While some might argue that using journalists is an effective way to go after targets, it automatically puts any investigative journalist in serious danger. Daniel Pearl, the Wall Street Journal reporter who was famously killed in Pakistan years ago, was accused by his captors of being a spy. GCHQ's actions make such claims much more credible and put many journalists' lives in danger. While the report suggests this plan was never actually put into action, just the fact that they're considering it is immensely troubling.

The report also details using digital equivalents of traditional "honey traps," -- trying to lure people to certain places with the promise of meeting beautiful women. It also talks about a program called "Royal Concierge" which involved pushing specific people to stay in specific hotels in the UK where GCHQ could better spy on them. They've even explored the possibility of canceling the reservations of people who pick hotels where GCHQ doesn't have as much ability to monitor.

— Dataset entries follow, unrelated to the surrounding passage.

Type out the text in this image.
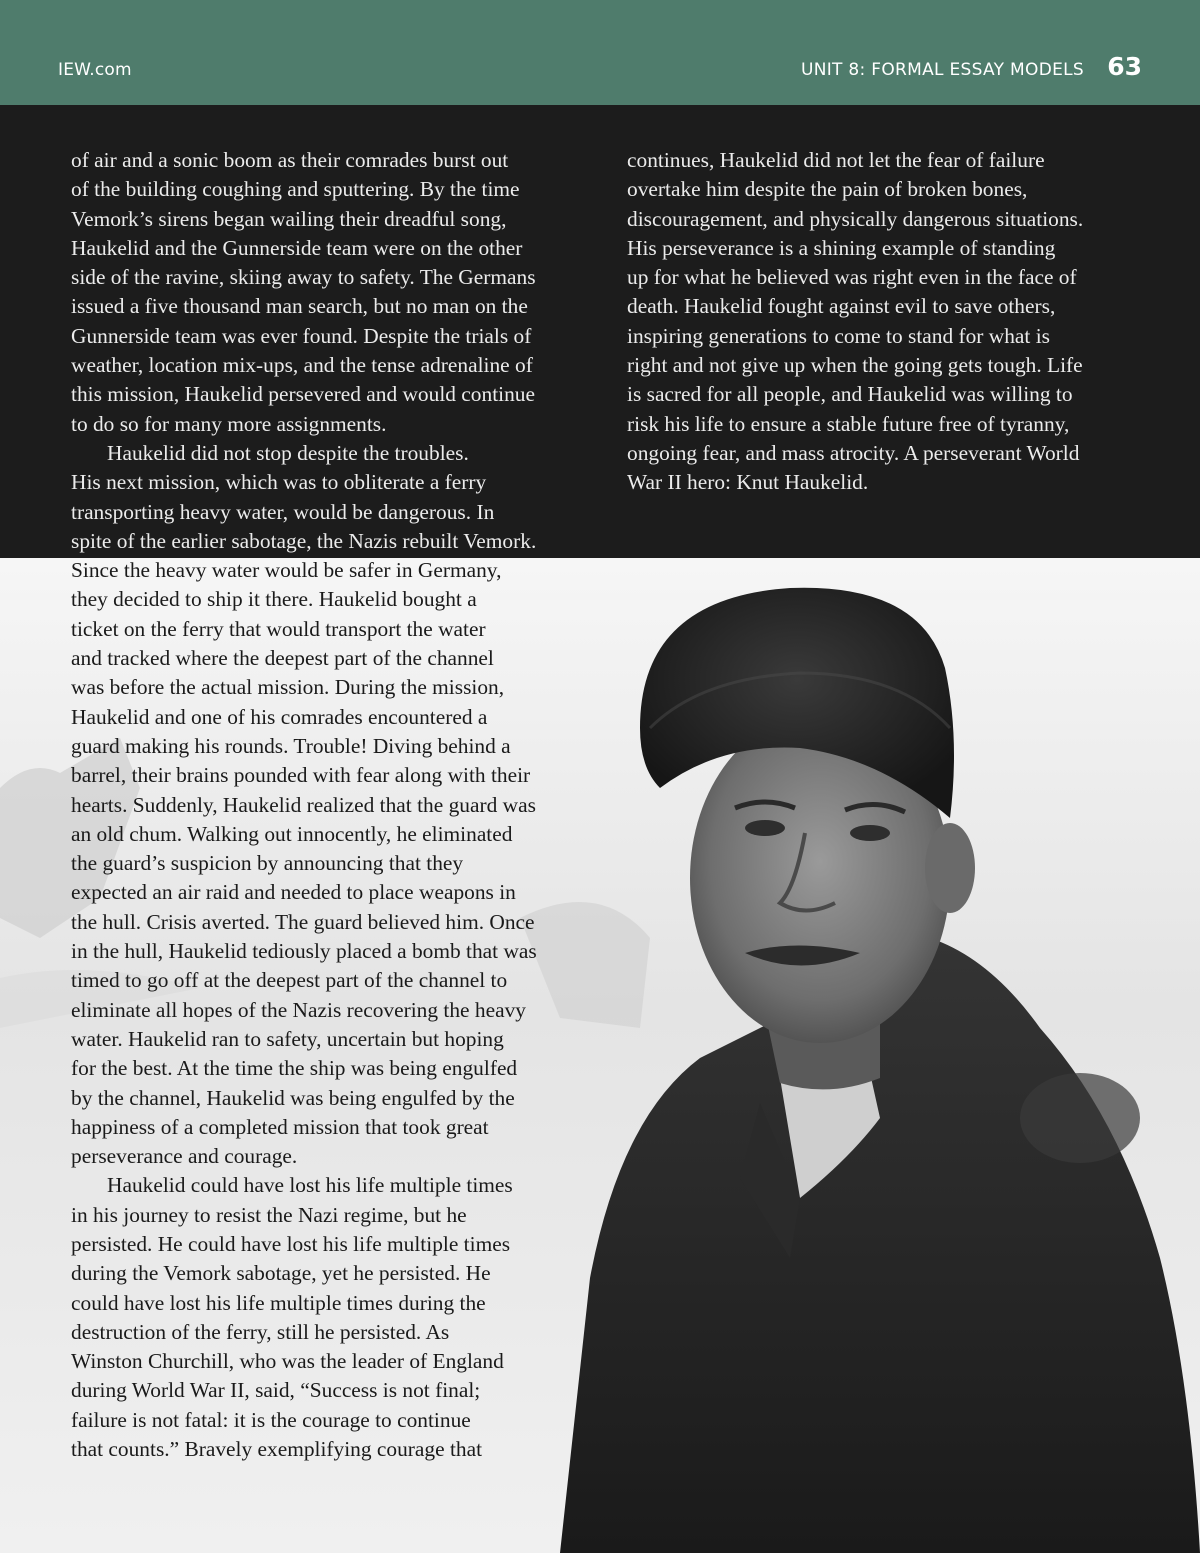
IEW.com	UNIT 8: FORMAL ESSAY MODELS 63
of air and a sonic boom as their comrades burst out
of the building coughing and sputtering. By the time
Vemork’s sirens began wailing their dreadful song,
Haukelid and the Gunnerside team were on the other
side of the ravine, skiing away to safety. The Germans
issued a five thousand man search, but no man on the
Gunnerside team was ever found. Despite the trials of
weather, location mix-ups, and the tense adrenaline of
this mission, Haukelid persevered and would continue
to do so for many more assignments.
Haukelid did not stop despite the troubles.
His next mission, which was to obliterate a ferry
transporting heavy water, would be dangerous. In
spite of the earlier sabotage, the Nazis rebuilt Vemork.
Since the heavy water would be safer in Germany,
they decided to ship it there. Haukelid bought a
ticket on the ferry that would transport the water
and tracked where the deepest part of the channel
was before the actual mission. During the mission,
Haukelid and one of his comrades encountered a
guard making his rounds. Trouble! Diving behind a
barrel, their brains pounded with fear along with their
hearts. Suddenly, Haukelid realized that the guard was
an old chum. Walking out innocently, he eliminated
the guard’s suspicion by announcing that they
expected an air raid and needed to place weapons in
the hull. Crisis averted. The guard believed him. Once
in the hull, Haukelid tediously placed a bomb that was
timed to go off at the deepest part of the channel to
eliminate all hopes of the Nazis recovering the heavy
water. Haukelid ran to safety, uncertain but hoping
for the best. At the time the ship was being engulfed
by the channel, Haukelid was being engulfed by the
happiness of a completed mission that took great
perseverance and courage.
Haukelid could have lost his life multiple times
in his journey to resist the Nazi regime, but he
persisted. He could have lost his life multiple times
during the Vemork sabotage, yet he persisted. He
could have lost his life multiple times during the
destruction of the ferry, still he persisted. As
Winston Churchill, who was the leader of England
during World War II, said, “Success is not final;
failure is not fatal: it is the courage to continue
that counts.” Bravely exemplifying courage that
continues, Haukelid did not let the fear of failure
overtake him despite the pain of broken bones,
discouragement, and physically dangerous situations.
His perseverance is a shining example of standing
up for what he believed was right even in the face of
death. Haukelid fought against evil to save others,
inspiring generations to come to stand for what is
right and not give up when the going gets tough. Life
is sacred for all people, and Haukelid was willing to
risk his life to ensure a stable future free of tyranny,
ongoing fear, and mass atrocity. A perseverant World
War II hero: Knut Haukelid.
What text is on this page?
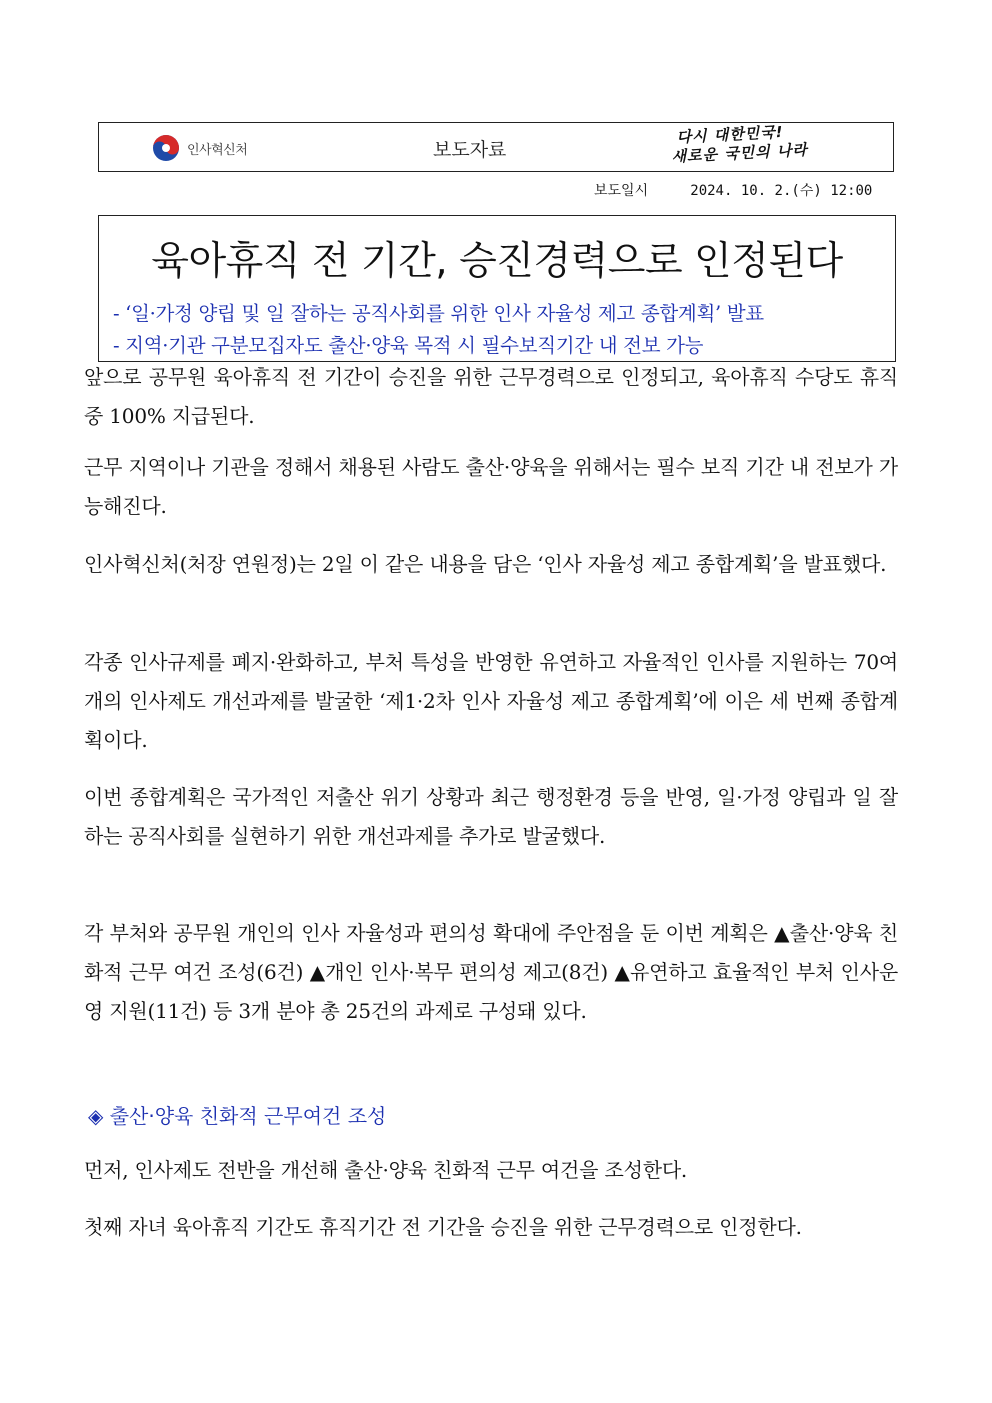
인사혁신처	보도자료
다시 대한민국!
새로운 국민의 나라
보도일시	2024. 10. 2.(수) 12:00
육아휴직 전 기간, 승진경력으로 인정된다
- ‘일·가정 양립 및 일 잘하는 공직사회를 위한 인사 자율성 제고 종합계획’ 발표
- 지역·기관 구분모집자도 출산·양육 목적 시 필수보직기간 내 전보 가능

앞으로 공무원 육아휴직 전 기간이 승진을 위한 근무경력으로 인정되고, 육아휴직 수당도 휴직 중 100% 지급된다.

근무 지역이나 기관을 정해서 채용된 사람도 출산·양육을 위해서는 필수 보직 기간 내 전보가 가능해진다.

인사혁신처(처장 연원정)는 2일 이 같은 내용을 담은 ‘인사 자율성 제고 종합계획’을 발표했다.

각종 인사규제를 폐지·완화하고, 부처 특성을 반영한 유연하고 자율적인 인사를 지원하는 70여 개의 인사제도 개선과제를 발굴한 ‘제1·2차 인사 자율성 제고 종합계획’에 이은 세 번째 종합계획이다.

이번 종합계획은 국가적인 저출산 위기 상황과 최근 행정환경 등을 반영, 일·가정 양립과 일 잘하는 공직사회를 실현하기 위한 개선과제를 추가로 발굴했다.

각 부처와 공무원 개인의 인사 자율성과 편의성 확대에 주안점을 둔 이번 계획은 ▲출산·양육 친화적 근무 여건 조성(6건) ▲개인 인사·복무 편의성 제고(8건) ▲유연하고 효율적인 부처 인사운영 지원(11건) 등 3개 분야 총 25건의 과제로 구성돼 있다.

◈ 출산·양육 친화적 근무여건 조성

먼저, 인사제도 전반을 개선해 출산·양육 친화적 근무 여건을 조성한다.

첫째 자녀 육아휴직 기간도 휴직기간 전 기간을 승진을 위한 근무경력으로 인정한다.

Some of what's described is basic spycraft, but it's the kind of thing that isn't supposed to be under the GCHQ's mandate, and that reasonably has some people concerned.
Quote: Eric King, a lawyer who teaches IT law at the London School of Economics and is head of research at Privacy International, a British civil liberties advocacy group, said it was “remarkable” that the British government thought it had the right to hack computers, since none of the U.K.’s intelligence agencies has a “clear lawful authority” to launch their own attacks.

“GCHQ has no clear authority to send a virus or conduct cyber attacks,” said King. “Hacking is one of the most invasive methods of surveillance.” King said British cyber spies had gone on offense with “no legal safeguards” and without any public debate, even though the British government has criticized other nations, like Russia, for allegedly engaging in cyber warfare.
Of course, as we've been seeing over and over again over the past year, these agencies don't seem to much care about whether or not they really have a mandate to do this stuff.